Now he shivered, the water he’d spilled started to chill him. And the cold feared him more than the fire, the thought of it, descending into endless dark, buried in the cold hard ground. The earth. Without form and void. Nothing. A tiger, he’d burned bright. Now the fire would be doused, extinguished. Tomi had said we continued. As long as the red earth rolls. To end for good, be finished, be nothing. To go forever to heaven or hell, a dream or a nightmare everlasting. To keep coming back again and again. He would find out soon enough. He would ken.

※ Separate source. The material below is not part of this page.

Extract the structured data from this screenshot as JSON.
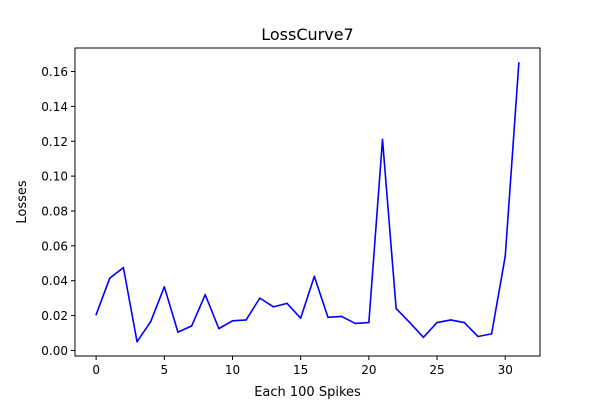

Now he was really shivering. It was winter. Out there the earth was frozen, the trees were bare. Azabu. Shiba Park. Tokyo. Kyushu. Japan. Asia. The Northern Hemisphere. The Earth. The Solar System. The Universe. The Void. His nightshirt was wet. He curled under the covers, cooried down to get warm again. He wanted to sleep, feared if he did he might not wake up. He lay still, huddled, felt the warmth come back to his core. Atsuka! Old Ken Mackenzie had laughed at that. And Ken too was long gone, dead and buried, and Walsh, in some accident after he’d gone home. A rogue. The pleasure quarter, soaking in the hot tub. The screen doors opening.
Sono.
Och, lassie, so young so young, and the wee bairn that never lived at all. He didn’t want to think about this, about any of it, he just wanted to sleep, but it came at him, battered him. Kagoshima, the town bombarded, laid waste, fire raging along the waterfront, the smell of burning, the dead bodies so much meat. Sono. A wisp of smoke as he looked back. The pain tore at him again, again, now there was a steady throb that wouldn’t stop, an ache that was constant, and at intervals the jab and jab of real deep pain, sharp point of a blade twisting. He had given Matsuo’s sword to Tomisaburo, seen the look in his eyes, the look that had minded Glover of Maki, gone these long years but still there, like that, in the memory. Maki. Sound of the samisen. Nights at the Sakura, the sheer intensity of it, fire of the flesh, never so fully alive before or since. Lying in her arms, sated utterly, breathing in the smell of her, hearing her laugh. The stories she’d told him, haltingly. One hand clapping. Cutting the cat in half. The cliff-edge and the tiger chasing, the tiger waiting, the sweet taste of the strawberry. The tiger roared. Burning bright. Hot ginger and dynamite. Nothing but that at night. Back in Nagasaki where the fellers chew tabacky and the women, the women. He felt another pang, saw Tsuru his goodwife all these years, the young woman she was, grown old with him and gone. Turned to dust in Sakamoto. He would join her there when his time came, soon. Drifting into sleep, just letting go.